CG is almost immediately recognizable if you know what you’re looking for. No matter what measures are taken to hide it, if you’ve seen enough anime and scrutinize what you’re watching, you’ll notice CGI nine times out of ten. One of the best CG jobs I’ve ever seen was in The Great Pretender (ironically done by Studio Wit), where almost every vehicle has a heavy filter laid over it that blends it with the show’s aesthetic and drastic color palette. And guess what? As soon as I noticed, it was glaringly obvious in every scene after.
The Titans are these massive creatures with a lot of detail and need to move both incredibly quickly, and with a sense of tremendous weight to their actions. The quality of the compositing on the Titans is actually remarkable, considering the time crunch. It is just a simple fact that CGI is never going to be invisible.
And on forums and Reddit there have been a lot of people posting still frames from the series crying how MAPPA has murdered their baby, but that’s just not fair. Anime revolves around a handful of frames receiving the bulk of the detail and manpower, and then the frames in-between those keys being passed to the lowest paid artists on payroll with the shortest schedule. Still shots are not meant to be viewed in isolation, they are meant to be seen in a slideshow of hundreds of them in sequence, so any one frame on its own is obviously going to look low quality.
There has been a drop in quality between the animation of Wit and MAPPA, but I would say it’s no wider than a hair.

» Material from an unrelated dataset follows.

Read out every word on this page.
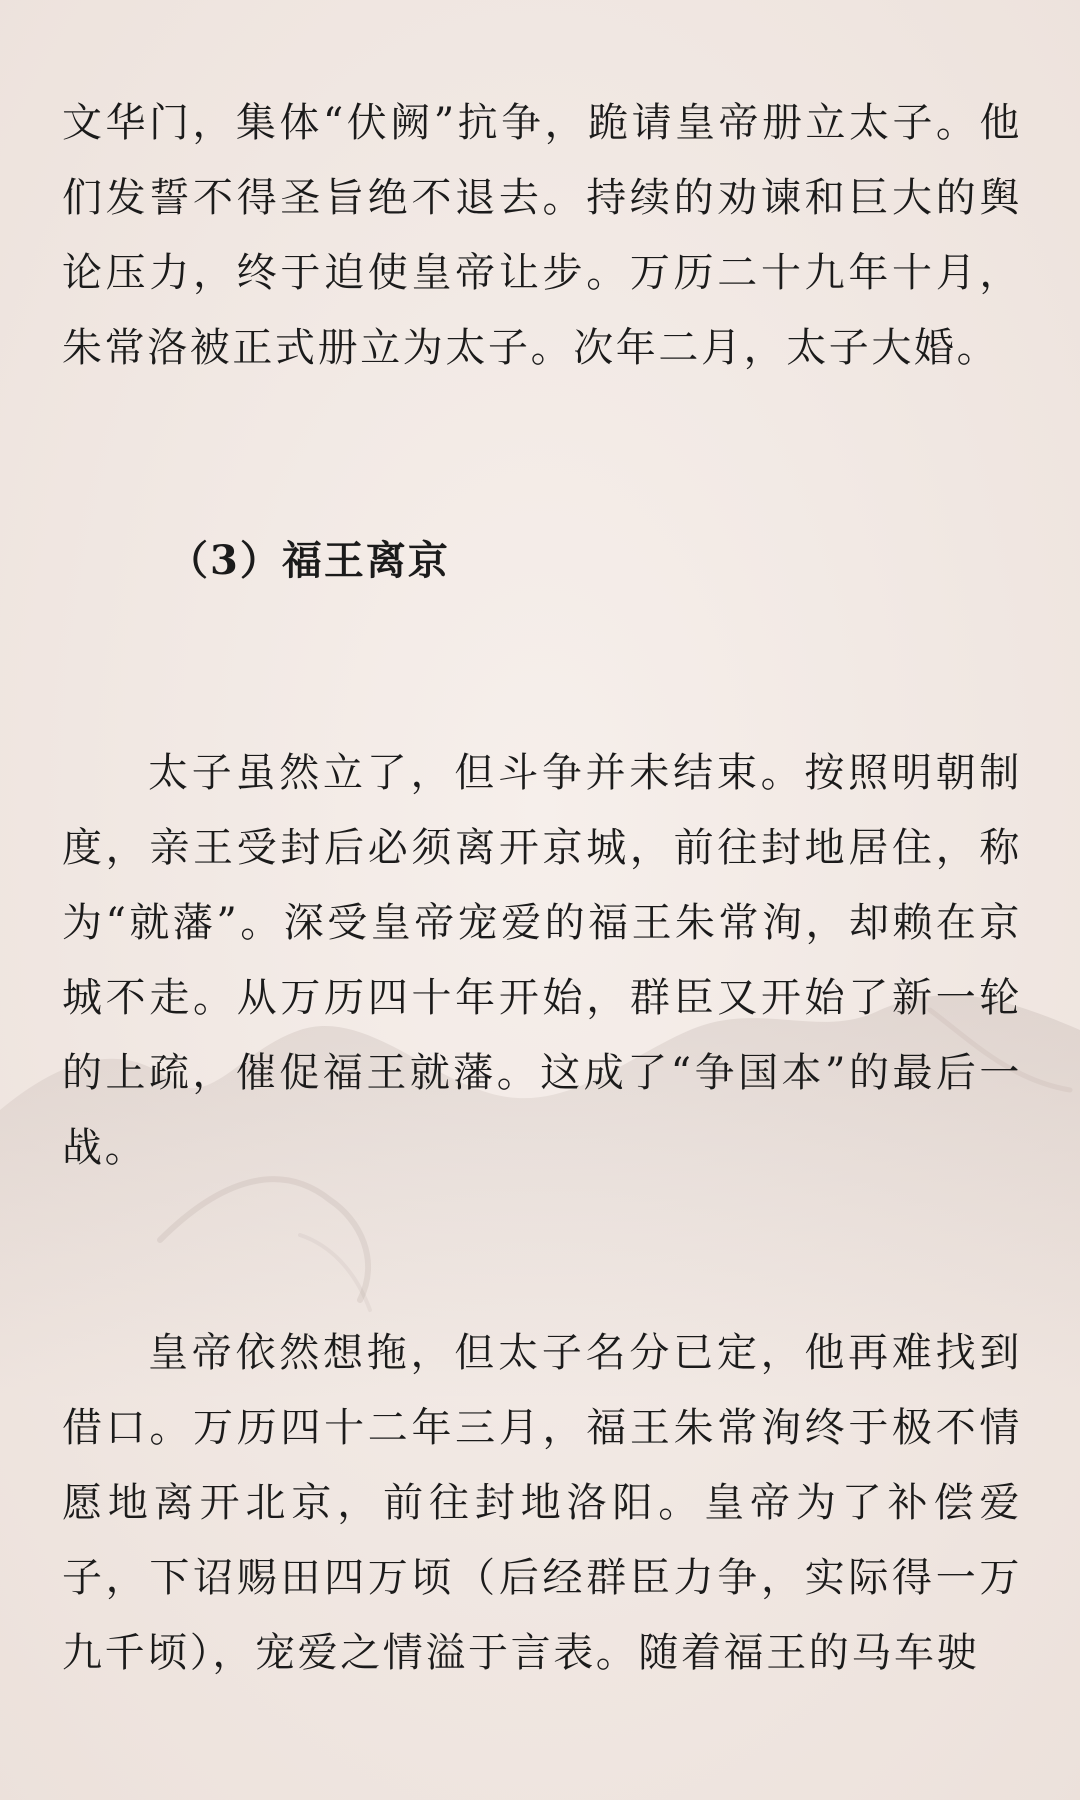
文华门，集体“伏阙”抗争，跪请皇帝册立太子。他们发誓不得圣旨绝不退去。持续的劝谏和巨大的舆论压力，终于迫使皇帝让步。万历二十九年十月，朱常洛被正式册立为太子。次年二月，太子大婚。

（3）福王离京

太子虽然立了，但斗争并未结束。按照明朝制度，亲王受封后必须离开京城，前往封地居住，称为“就藩”。深受皇帝宠爱的福王朱常洵，却赖在京城不走。从万历四十年开始，群臣又开始了新一轮的上疏，催促福王就藩。这成了“争国本”的最后一战。

皇帝依然想拖，但太子名分已定，他再难找到借口。万历四十二年三月，福王朱常洵终于极不情愿地离开北京，前往封地洛阳。皇帝为了补偿爱子，下诏赐田四万顷（后经群臣力争，实际得一万九千顷），宠爱之情溢于言表。随着福王的马车驶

The minute difference between the two has not shaded my opinion of the final season at all; the Marley arc is one of the best in the series, and the presentation has been consistently impressive. There is a moderate gap between when this is written and when it is published, so if MAPPA drops the ball after episode seven…crap.

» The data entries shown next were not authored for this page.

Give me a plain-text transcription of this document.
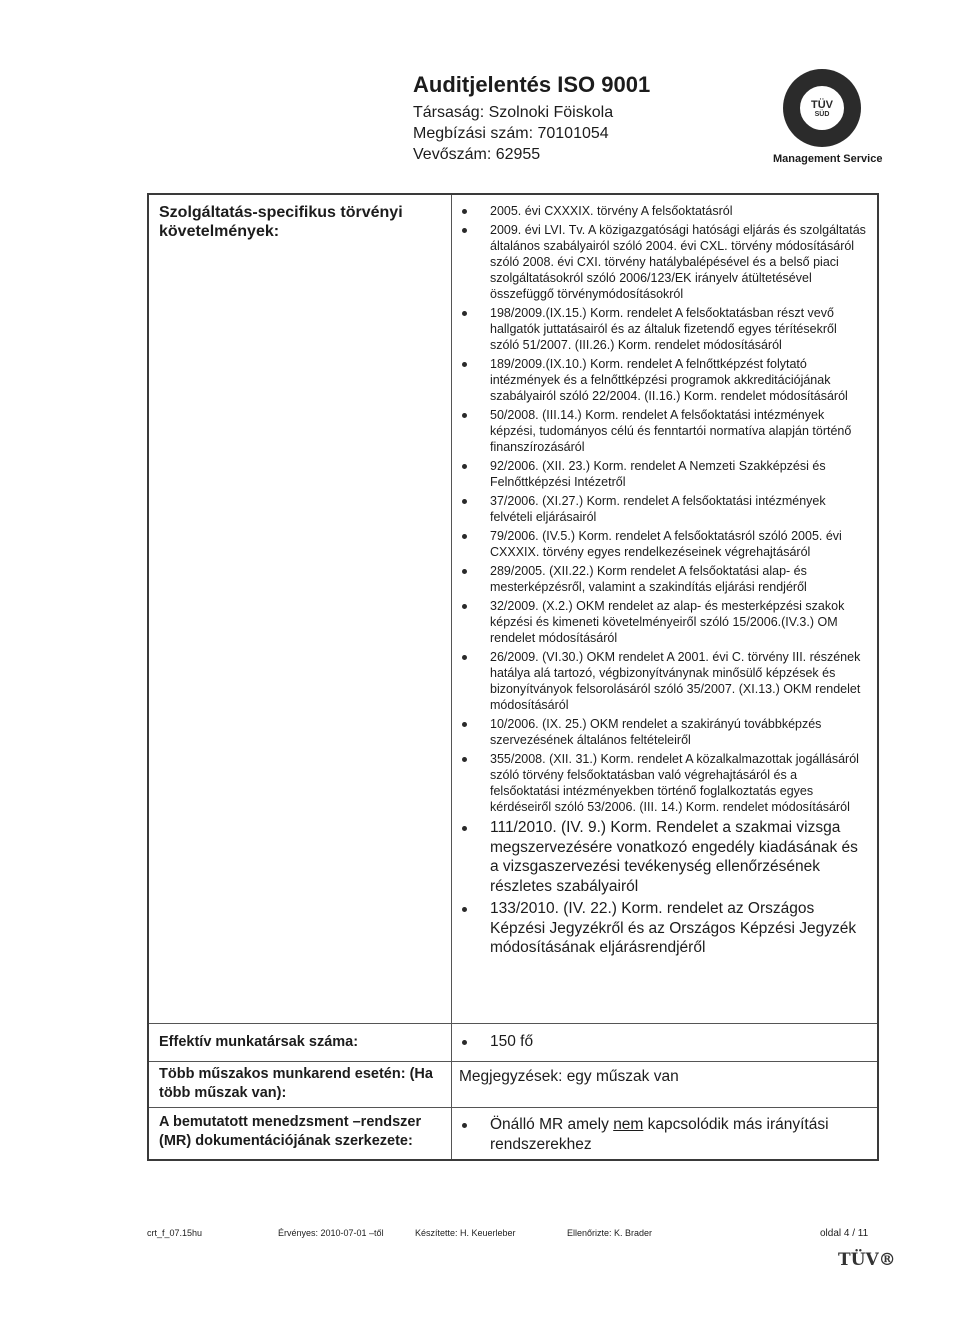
Auditjelentés ISO 9001
Társaság: Szolnoki Föiskola
Megbízási szám: 70101054
Vevőszám: 62955
TÜV
SÜD
Management Service
Szolgáltatás-specifikus törvényi követelmények:
2005. évi CXXXIX. törvény A felsőoktatásról
2009. évi LVI. Tv. A közigazgatósági hatósági eljárás és szolgáltatás általános szabályairól szóló 2004. évi CXL. törvény módosításáról szóló 2008. évi CXI. törvény hatálybalépésével és a belső piaci szolgáltatásokról szóló 2006/123/EK irányelv átültetésével összefüggő törvénymódosításokról
198/2009.(IX.15.) Korm. rendelet A felsőoktatásban részt vevő hallgatók juttatásairól és az általuk fizetendő egyes térítésekről szóló 51/2007. (III.26.) Korm. rendelet módosításáról
189/2009.(IX.10.) Korm. rendelet A felnőttképzést folytató intézmények és a felnőttképzési programok akkreditációjának szabályairól szóló 22/2004. (II.16.) Korm. rendelet módosításáról
50/2008. (III.14.) Korm. rendelet A felsőoktatási intézmények képzési, tudományos célú és fenntartói normatíva alapján történő finanszírozásáról
92/2006. (XII. 23.) Korm. rendelet A Nemzeti Szakképzési és Felnőttképzési Intézetről
37/2006. (XI.27.) Korm. rendelet A felsőoktatási intézmények felvételi eljárásairól
79/2006. (IV.5.) Korm. rendelet A felsőoktatásról szóló 2005. évi CXXXIX. törvény egyes rendelkezéseinek végrehajtásáról
289/2005. (XII.22.) Korm rendelet A felsőoktatási alap- és mesterképzésről, valamint a szakindítás eljárási rendjéről
32/2009. (X.2.) OKM rendelet az alap- és mesterképzési szakok képzési és kimeneti követelményeiről szóló 15/2006.(IV.3.) OM rendelet módosításáról
26/2009. (VI.30.) OKM rendelet A 2001. évi C. törvény III. részének hatálya alá tartozó, végbizonyítványnak minősülő képzések és bizonyítványok felsorolásáról szóló 35/2007. (XI.13.) OKM rendelet módosításáról
10/2006. (IX. 25.) OKM rendelet a szakirányú továbbképzés szervezésének általános feltételeiről
355/2008. (XII. 31.) Korm. rendelet A közalkalmazottak jogállásáról szóló törvény felsőoktatásban való végrehajtásáról és a felsőoktatási intézményekben történő foglalkoztatás egyes kérdéseiről szóló 53/2006. (III. 14.) Korm. rendelet módosításáról
111/2010. (IV. 9.) Korm. Rendelet a szakmai vizsga megszervezésére vonatkozó engedély kiadásának és a vizsgaszervezési tevékenység ellenőrzésének részletes szabályairól
133/2010. (IV. 22.) Korm. rendelet az Országos Képzési Jegyzékről és az Országos Képzési Jegyzék módosításának eljárásrendjéről
Effektív munkatársak száma:	150 fő
Több műszakos munkarend esetén: (Ha több műszak van):
Megjegyzések: egy műszak van
A bemutatott menedzsment –rendszer (MR) dokumentációjának szerkezete:
Önálló MR amely nem kapcsolódik más irányítási rendszerekhez
crt_f_07.15hu	Érvényes: 2010-07-01 –től	Készítette: H. Keuerleber	Ellenőrizte: K. Brader	oldal 4 / 11
TÜV®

The big takeaway from this is probably ‘don’t harass animators’. I sincerely doubt that any of my readers engage in that behavior, but it’s the kind of toxicity that anime as a community cannot afford to foster. How long do we expect to treat the creators of our favorite things like garbage and have them still hang around to continue making them? If I had to worry about dozens and hundreds of death threats and hate comments every time an essay goes live, I can’t say I’d still upload for long. Criticism is fair game, but the countless nameless accounts on Twitter targeting animators who worked hard to bring you a new episode of Attack on Titan is just absurd.

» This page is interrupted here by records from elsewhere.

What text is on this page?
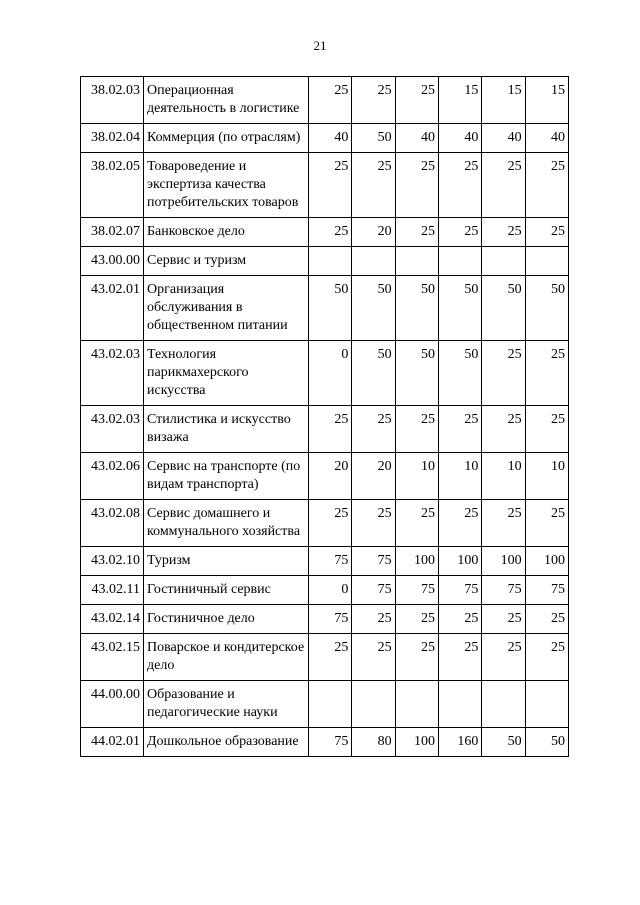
21
38.02.03	Операционная деятельность в логистике	25	25	25	15	15	15
38.02.04	Коммерция (по отраслям)	40	50	40	40	40	40
38.02.05	Товароведение и экспертиза качества потребительских товаров	25	25	25	25	25	25
38.02.07	Банковское дело	25	20	25	25	25	25
43.00.00	Сервис и туризм						
43.02.01	Организация обслуживания в общественном питании	50	50	50	50	50	50
43.02.03	Технология парикмахерского искусства	0	50	50	50	25	25
43.02.03	Стилистика и искусство визажа	25	25	25	25	25	25
43.02.06	Сервис на транспорте (по видам транспорта)	20	20	10	10	10	10
43.02.08	Сервис домашнего и коммунального хозяйства	25	25	25	25	25	25
43.02.10	Туризм	75	75	100	100	100	100
43.02.11	Гостиничный сервис	0	75	75	75	75	75
43.02.14	Гостиничное дело	75	25	25	25	25	25
43.02.15	Поварское и кондитерское дело	25	25	25	25	25	25
44.00.00	Образование и педагогические науки						
44.02.01	Дошкольное образование	75	80	100	160	50	50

I’m certain that the animator who makes $2 USD per frame is just as upset as the Reddit mob that one scene doesn’t match every line of the manga. But if you’re that upset, it’s a lot easier to turn that energy towards looking forward to the Blu-Ray. At the end of the day, Attack on Titan is about to go down as one of those shows that maintained an insane level of quality from beginning till end. There’s not a lot I can say to dissuade some who is furious that the quality went from a 9.5/10 to a 9, but bullying people working 80 hour weeks to deliver content is not a solution, at least not a productive one.
There are actual solutions to the problems facing animators and studios, but fans have to actually put pressure in the right places and inform the companies in charge that it makes more business sense to behave more ethically. Every anime fan would benefit from animators making more and improving working conditions. Anime would rise drastically in quality if fans were accommodating of when a show gets delayed. Tweeting that MAPPA ruined your favorite anime might be a great way to let out your stress that Attack on Titan didn’t turn out how you wanted, but when we have clear paths to improving this medium that we love, and we don’t take them, do we even deserve anime?